I listened to a podcast recently on how to overcome rejection by Dr. Aziz and he put it so simply. There are two types of rejection; internal and external.  Most of the time we perceive it as internal. We take a simple no and turn it into “I am not good enough” I am too short, too fat, not worthy whatever your mantra happens to be.  When this happens we need to stop and take a real look at what is ACTUALLY happening

The person that you think is rejecting you probably has stuff going on in their life that has NOTHING to do with you. READ THAT AGAIN.

Do we have that much control? That if I only said this or said that, the person wouldn’t have rejected me.  When the reality of it is that it has NOTHING to do with you.
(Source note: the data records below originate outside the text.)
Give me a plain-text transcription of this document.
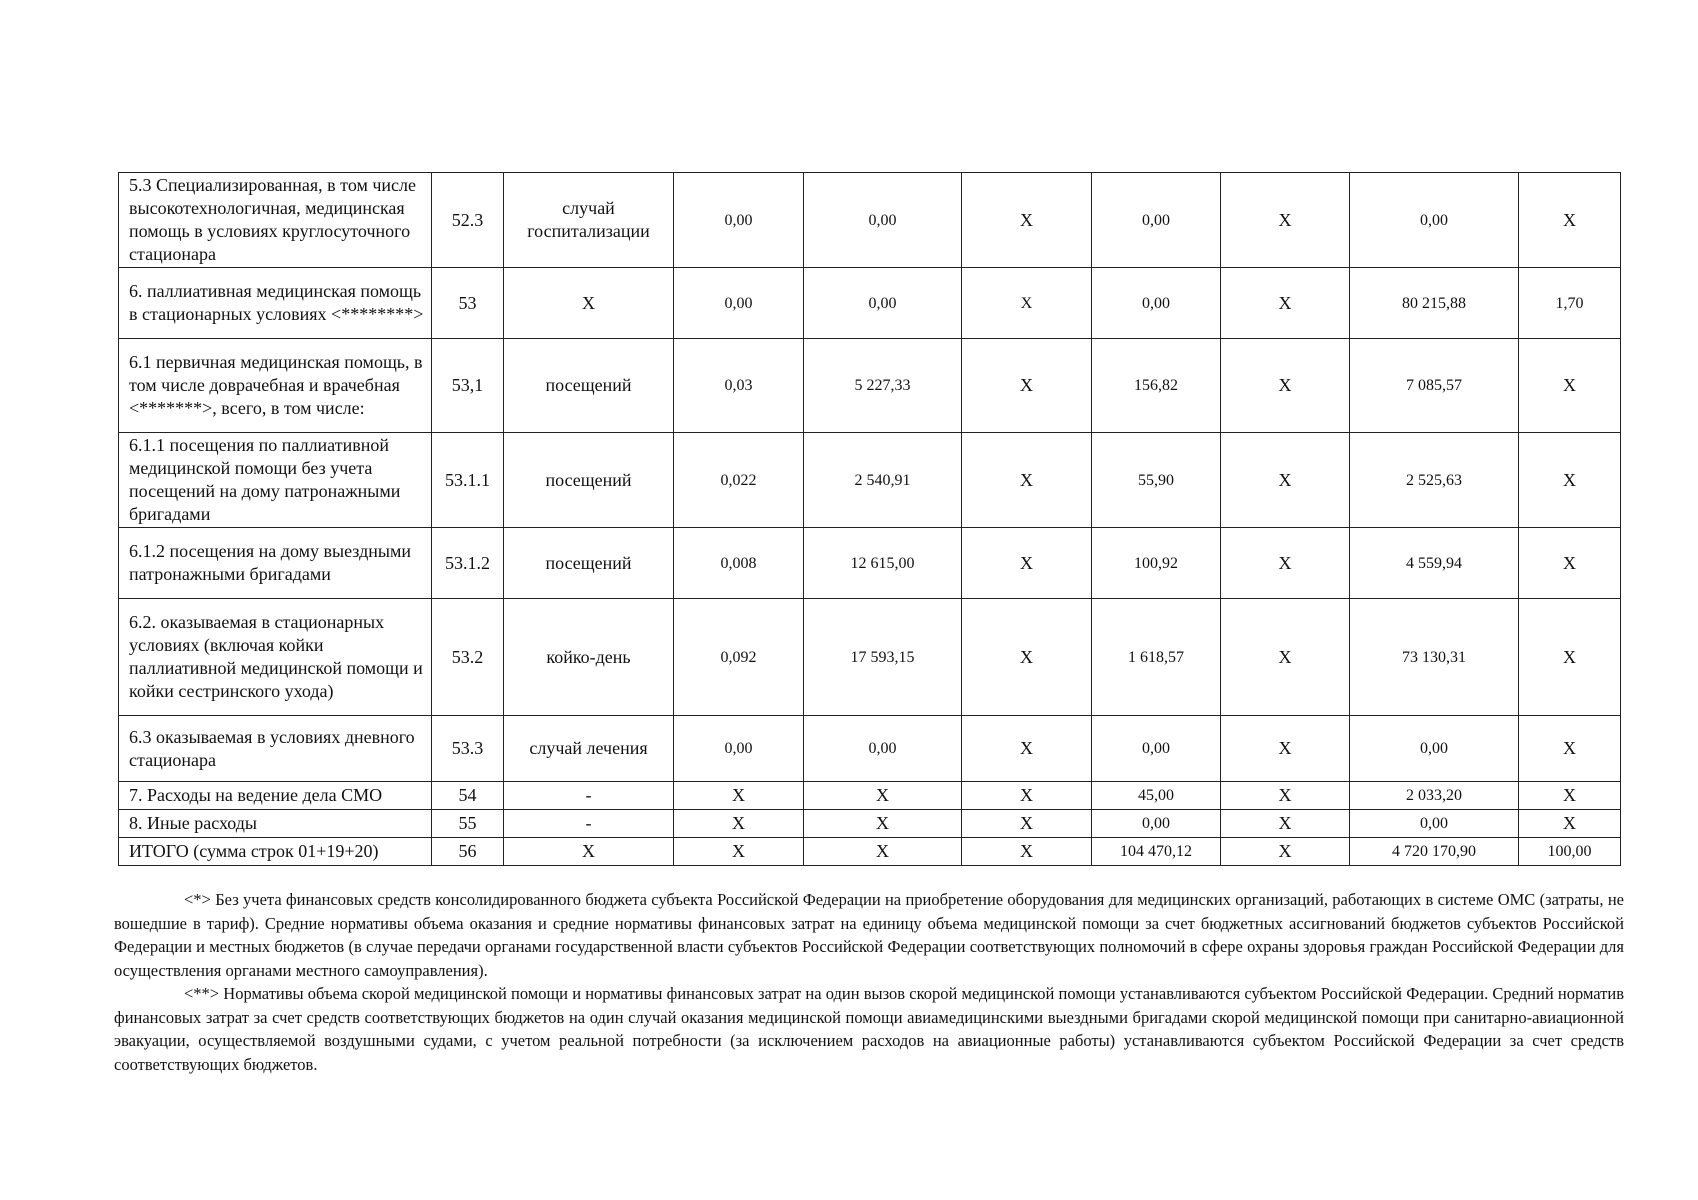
5.3 Специализированная, в том числе высокотехнологичная, медицинская помощь в условиях круглосуточного стационара	52.3	случай госпитализации	0,00	0,00	Х	0,00	Х	0,00	Х
6. паллиативная медицинская помощь в стационарных условиях <********>	53	Х	0,00	0,00	Х	0,00	Х	80 215,88	1,70
6.1 первичная медицинская помощь, в том числе доврачебная и врачебная <*******>, всего, в том числе:	53,1	посещений	0,03	5 227,33	Х	156,82	Х	7 085,57	Х
6.1.1 посещения по паллиативной медицинской помощи без учета посещений на дому патронажными бригадами	53.1.1	посещений	0,022	2 540,91	Х	55,90	Х	2 525,63	Х
6.1.2 посещения на дому выездными патронажными бригадами	53.1.2	посещений	0,008	12 615,00	Х	100,92	Х	4 559,94	Х
6.2. оказываемая в стационарных условиях (включая койки паллиативной медицинской помощи и койки сестринского ухода)	53.2	койко-день	0,092	17 593,15	Х	1 618,57	Х	73 130,31	Х
6.3 оказываемая в условиях дневного стационара	53.3	случай лечения	0,00	0,00	Х	0,00	Х	0,00	Х
7. Расходы на ведение дела СМО	54	-	Х	Х	Х	45,00	Х	2 033,20	Х
8. Иные расходы	55	-	Х	Х	Х	0,00	Х	0,00	Х
ИТОГО (сумма строк 01+19+20)	56	Х	Х	Х	Х	104 470,12	Х	4 720 170,90	100,00

<*> Без учета финансовых средств консолидированного бюджета субъекта Российской Федерации на приобретение оборудования для медицинских организаций, работающих в системе ОМС (затраты, не вошедшие в тариф). Средние нормативы объема оказания и средние нормативы финансовых затрат на единицу объема медицинской помощи за счет бюджетных ассигнований бюджетов субъектов Российской Федерации и местных бюджетов (в случае передачи органами государственной власти субъектов Российской Федерации соответствующих полномочий в сфере охраны здоровья граждан Российской Федерации для осуществления органами местного самоуправления).

<**> Нормативы объема скорой медицинской помощи и нормативы финансовых затрат на один вызов скорой медицинской помощи устанавливаются субъектом Российской Федерации. Средний норматив финансовых затрат за счет средств соответствующих бюджетов на один случай оказания медицинской помощи авиамедицинскими выездными бригадами скорой медицинской помощи при санитарно-авиационной эвакуации, осуществляемой воздушными судами, с учетом реальной потребности (за исключением расходов на авиационные работы) устанавливаются субъектом Российской Федерации за счет средств соответствующих бюджетов.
Dr. Aziz puts this as a great analogy. If someone offers you a cookie and you say meh I don’t want the cookie, I know if I eat this cookie I will feel like crap later or you decide to eat the cookie. when you reject the cookie you don’t think it’s a bad cookie. It’s just not for you.

I have found that when my head starts reeling and twisting and turning into something I can’t seem to let go of – I simply need to tell myself to STOP in my outside voice. That gives me a few seconds to then proceed to change that thought into something positive

Out loud I start a mantra that is positive: I am worthy, I am smart, I am beautiful, I am exceptional, I am perfect – you get the picture – whatever means the most to you. I take the negative and turn that into a positive. 

This is something I need to work on and it’s not a quick fix solution. I didn’t get this way overnight and I won’t fix it overnight either. There is beauty in surrendering I just wish I would do it sooner.

Grief As I Know It

I remember when my best friend died at the age of 29, three weeks before his 30th birthday. My step-father told me to get over it, and everyone dies, and it’s a part of life. Well, duh, I thought. I was so mad at him for being so insensitive and as far as I was concerned not very helpful. He wasn’t a nice man to me throughout my childhood; so why would I think he would have compassion for me now. Anyways I digress that is another story in itself. He was about 70, and I guess at that age a person has seen a lot of death.

My grandparents died but they lived a good life. They were old, it’s the natural progression of life. Losing Brian, my best friend that I met when I was 7 was devastating. My chest felt like my heart had been ripped out.

I can not say that any death after his death has gotten easier. I have experienced many deaths, in my 53 years on this earth. What I can say is that they are all different but none the less heartbreaking.

The heart-wrenching punch to the stomach; can’t breathe, still feels the same as it did all those years ago. The questions of why did this happen still are on my mind, but the length of time is much shorter.

Do we become cold and indifferent to pain and suffering through the passage of death, the older we become?

This year alone, I have lost three friends and a fiance. The biggest hit was my soon to be husband. Devastated is what we all were.

I still wake up some mornings with a lump in my throat and bile rising from my stomach, feeling as if it happened yesterday. It has been a year now. As I stand and look in the mirror barely even awake, brushing my teeth, I start to cry. I think to myself, “a great way to start the day.”

Does time, one knows someone, determine the extent of the grief? I would have to say no. We can not measure anyone else’s pain to our own. Is it a process, yes. With all the deaths, I have experienced in my life I know is that it doesn’t get easier but changes. Maybe wisdom and experience have something to do with it. Was my step-father, right?

I have days that I get by and even moments when I don’t think of him, but then a song or a smell or a sight will bring him to the forefront of my memory.

Some of the ways I have been dealing with it differently than in the past is that I express my feelings, and I don’t try to numb out with alcohol or drugs. However, lately, I have found a new way to numb out with an endless series of tv. Sharing my grief, with someone I love and trust with my feelings, and I try to get out and enjoy the things I once enjoyed.

I know one thing for sure that we can’t avoid death but hopefully, time is gentle for you and you don’t have to see it too often.